Charles Umlaufs sculptures range from detailed realism to lyrical abstractions. His materials are equally diverse, from the exotic woods and terra cotta or cast stone of his earlier pieces, to the rich bronzes and alabasters or luminous marbles of his prime. With equal facility, Umlauf sculpted family groupings (particularly mothers and children), delightful animals, religious and mythological figures, and sensuous nudes.
Charles Julius Umlauf was born on a farm outside South Haven, Michigan, in 1911, the sixth of eight children born to French and German immigrant parents. When he was eight, the family moved to Chicago. Umlaufs fourth grade teacher soon recognized his artistic talents and took him to the Art Institute of Chicago where he was given summer scholarships. After high school Umlauf studied at both the Chicago Art Institute and the Chicago School of Sculpture. In 1937, he married Angeline Allen, a fellow student at the Art Institute.
In 1941, the couple moved to Austin, Texas, where Charles had agreed to join the new art department at the University of Texas as a life drawing and sculpture instructor. He taught there for 40 years, retiring as professor emeritus in 1981.

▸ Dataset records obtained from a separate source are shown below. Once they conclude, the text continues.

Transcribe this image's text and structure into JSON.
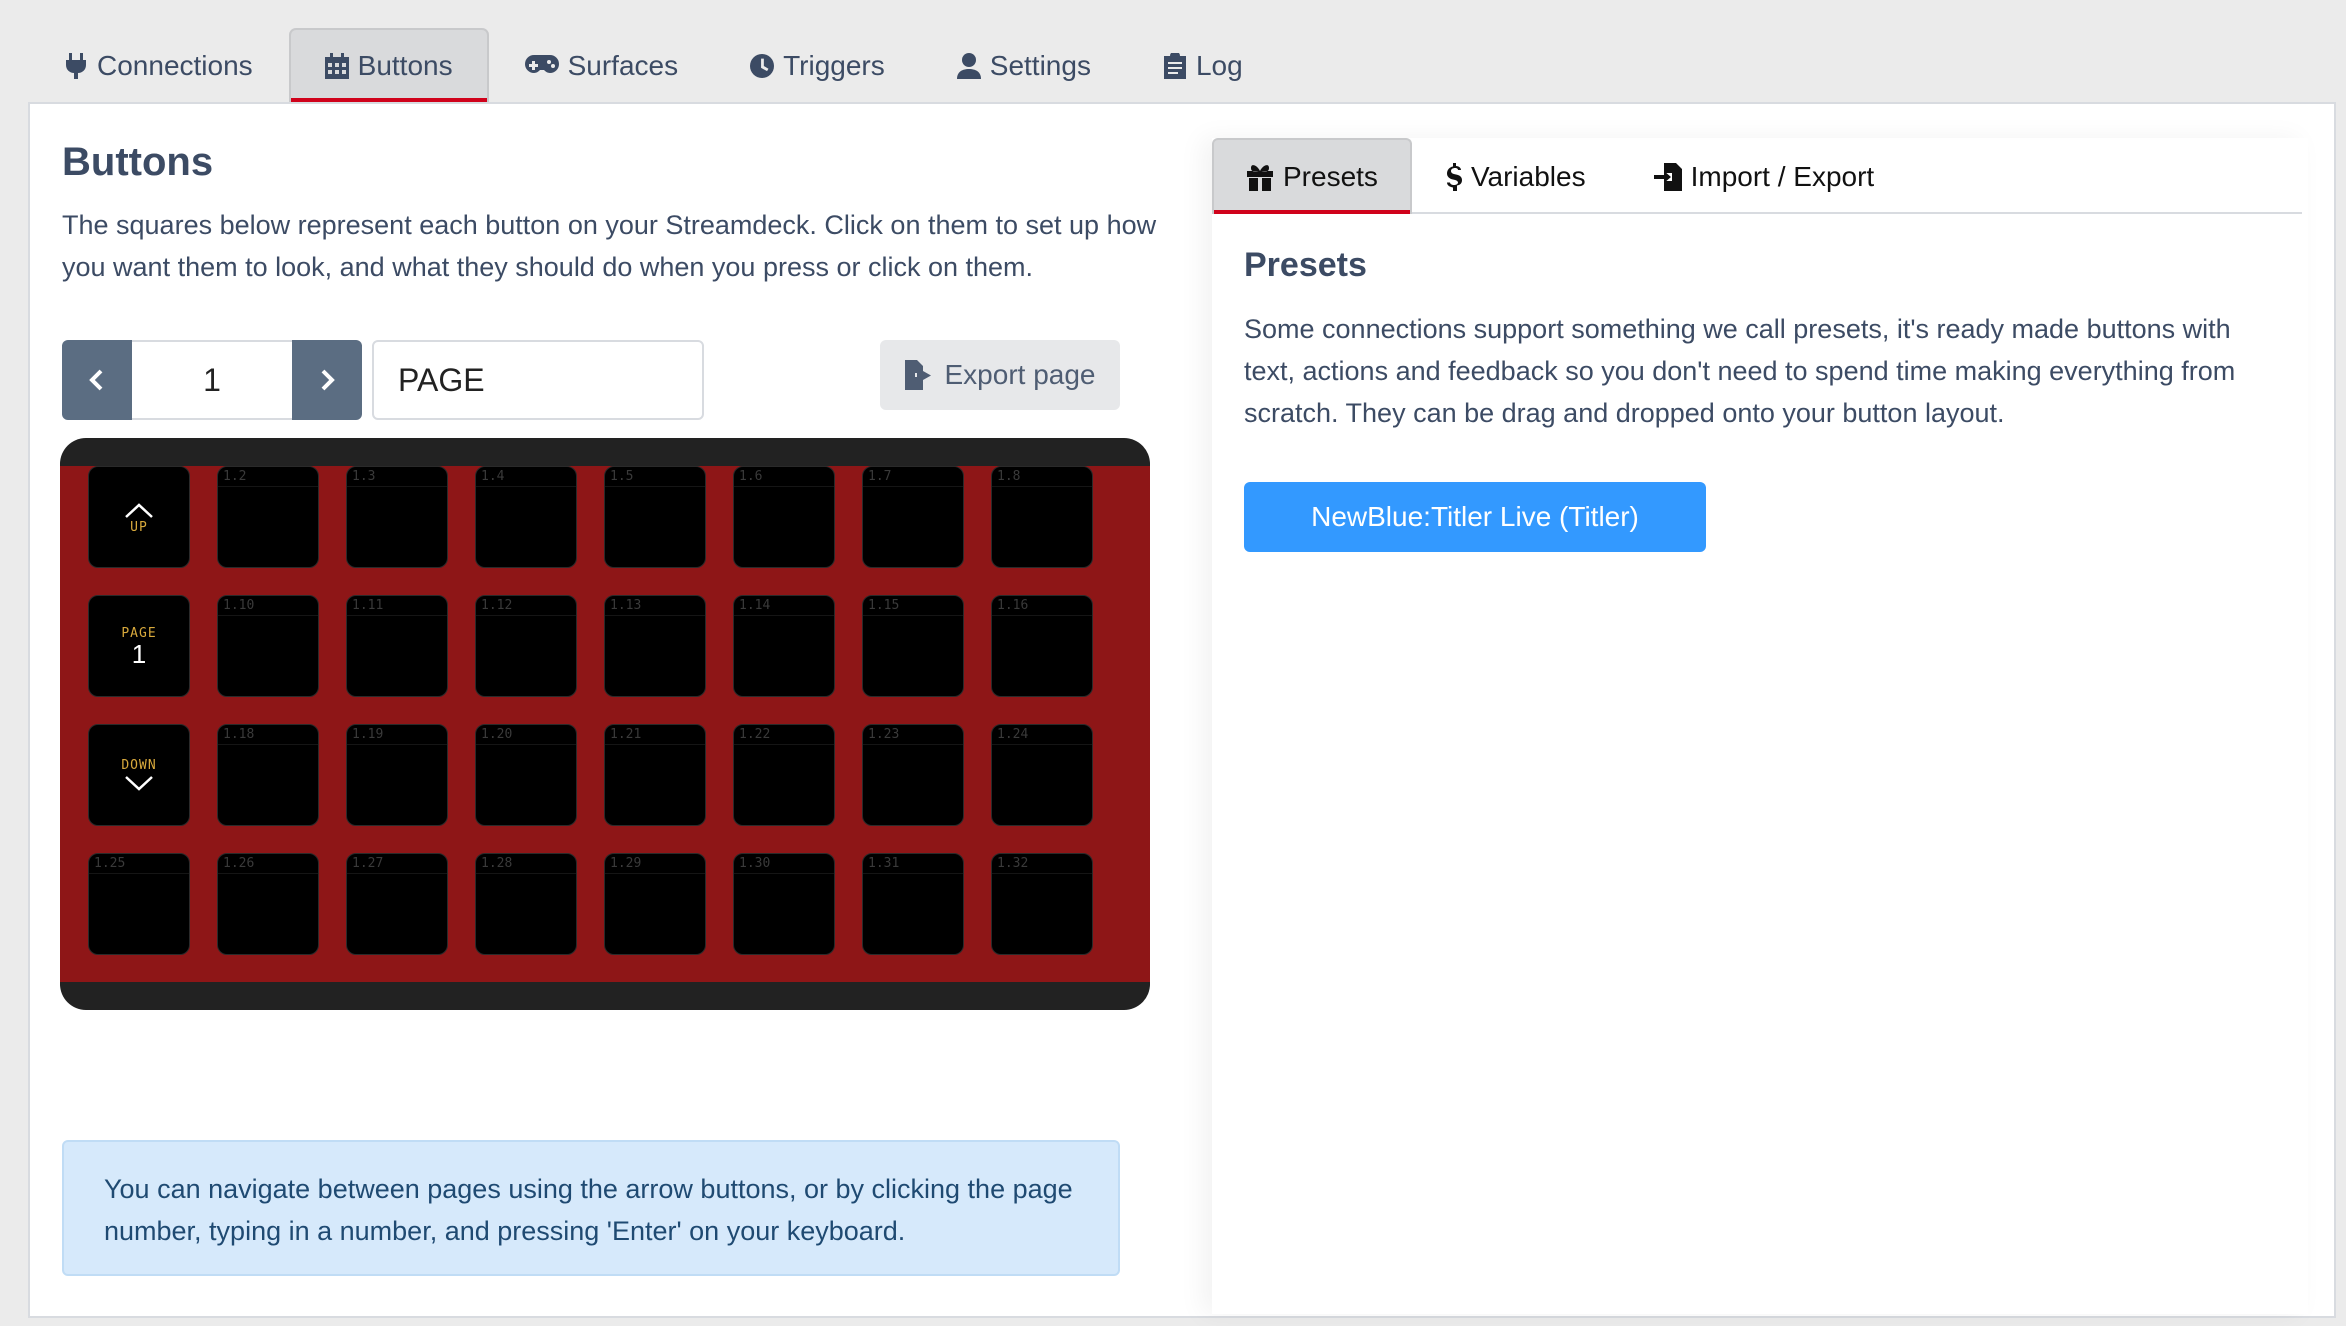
{
  "nav": {
    "tabs": [
      {
        "label": "Connections",
        "icon": "plug-icon",
        "active": false
      },
      {
        "label": "Buttons",
        "icon": "calendar-grid-icon",
        "active": true
      },
      {
        "label": "Surfaces",
        "icon": "gamepad-icon",
        "active": false
      },
      {
        "label": "Triggers",
        "icon": "clock-icon",
        "active": false
      },
      {
        "label": "Settings",
        "icon": "user-cog-icon",
        "active": false
      },
      {
        "label": "Log",
        "icon": "clipboard-icon",
        "active": false
      }
    ]
  },
  "buttons": {
    "title": "Buttons",
    "description": "The squares below represent each button on your Streamdeck. Click on them to set up how you want them to look, and what they should do when you press or click on them.",
    "page_number": "1",
    "page_name": "PAGE",
    "export_label": "Export page",
    "info": "You can navigate between pages using the arrow buttons, or by clicking the page number, typing in a number, and pressing 'Enter' on your keyboard."
  },
  "grid": {
    "up_label": "UP",
    "page_label": "PAGE",
    "page_value": "1",
    "down_label": "DOWN",
    "rows": [
      [
        "",
        "1.2",
        "1.3",
        "1.4",
        "1.5",
        "1.6",
        "1.7",
        "1.8"
      ],
      [
        "",
        "1.10",
        "1.11",
        "1.12",
        "1.13",
        "1.14",
        "1.15",
        "1.16"
      ],
      [
        "",
        "1.18",
        "1.19",
        "1.20",
        "1.21",
        "1.22",
        "1.23",
        "1.24"
      ],
      [
        "1.25",
        "1.26",
        "1.27",
        "1.28",
        "1.29",
        "1.30",
        "1.31",
        "1.32"
      ]
    ]
  },
  "right": {
    "tabs": [
      {
        "label": "Presets",
        "icon": "gift-icon",
        "active": true
      },
      {
        "label": "Variables",
        "icon": "dollar-icon",
        "active": false
      },
      {
        "label": "Import / Export",
        "icon": "file-import-icon",
        "active": false
      }
    ],
    "title": "Presets",
    "description": "Some connections support something we call presets, it's ready made buttons with text, actions and feedback so you don't need to spend time making everything from scratch. They can be drag and dropped onto your button layout.",
    "preset_button": "NewBlue:Titler Live (Titler)"
  },
  "colors": {
    "accent": "#d0021b",
    "deck_bg": "#8e1617",
    "primary": "#3399ff",
    "info_bg": "#d6e9fb"
  }
}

During his career, Umlauf was awarded nearly every professional award, including both a Guggenheim Fellowship and a Ford Foundation Grant. In Texas, he was honored in 1985 by the Houston Art League as Texas Artist of the Year and in 1993 by the City of San Antonio as Alcalde.
Umlaufs work can be seen in public collections and museums across the United States, including the Smithsonian Institution in Washington, D.C. and the Metropolitan Museum in New York City. In Texas, there are more of his sculptures in public placements than work by any other single sculptor.In 1985 he and his wife, Angeline Allen Umlauf, gave their home and studio with sculptures, drawings and paintings to the Umlauf Sculpture Garden and Museum in Austin, Texas.
In 2008, a rare casting of Uccelli, (a detail of Umlauf's larger piece St. Francis with Birds) was permanently installed and dedicated in Rockport Center for the Arts' Sculpture Garden. Donated by Cam Leonard, a former Board President and long-time patron of the Art Center, the piece was dedicated in memory of Virginia Leonard, and the base for the piece was constructed by Jesus Moroles.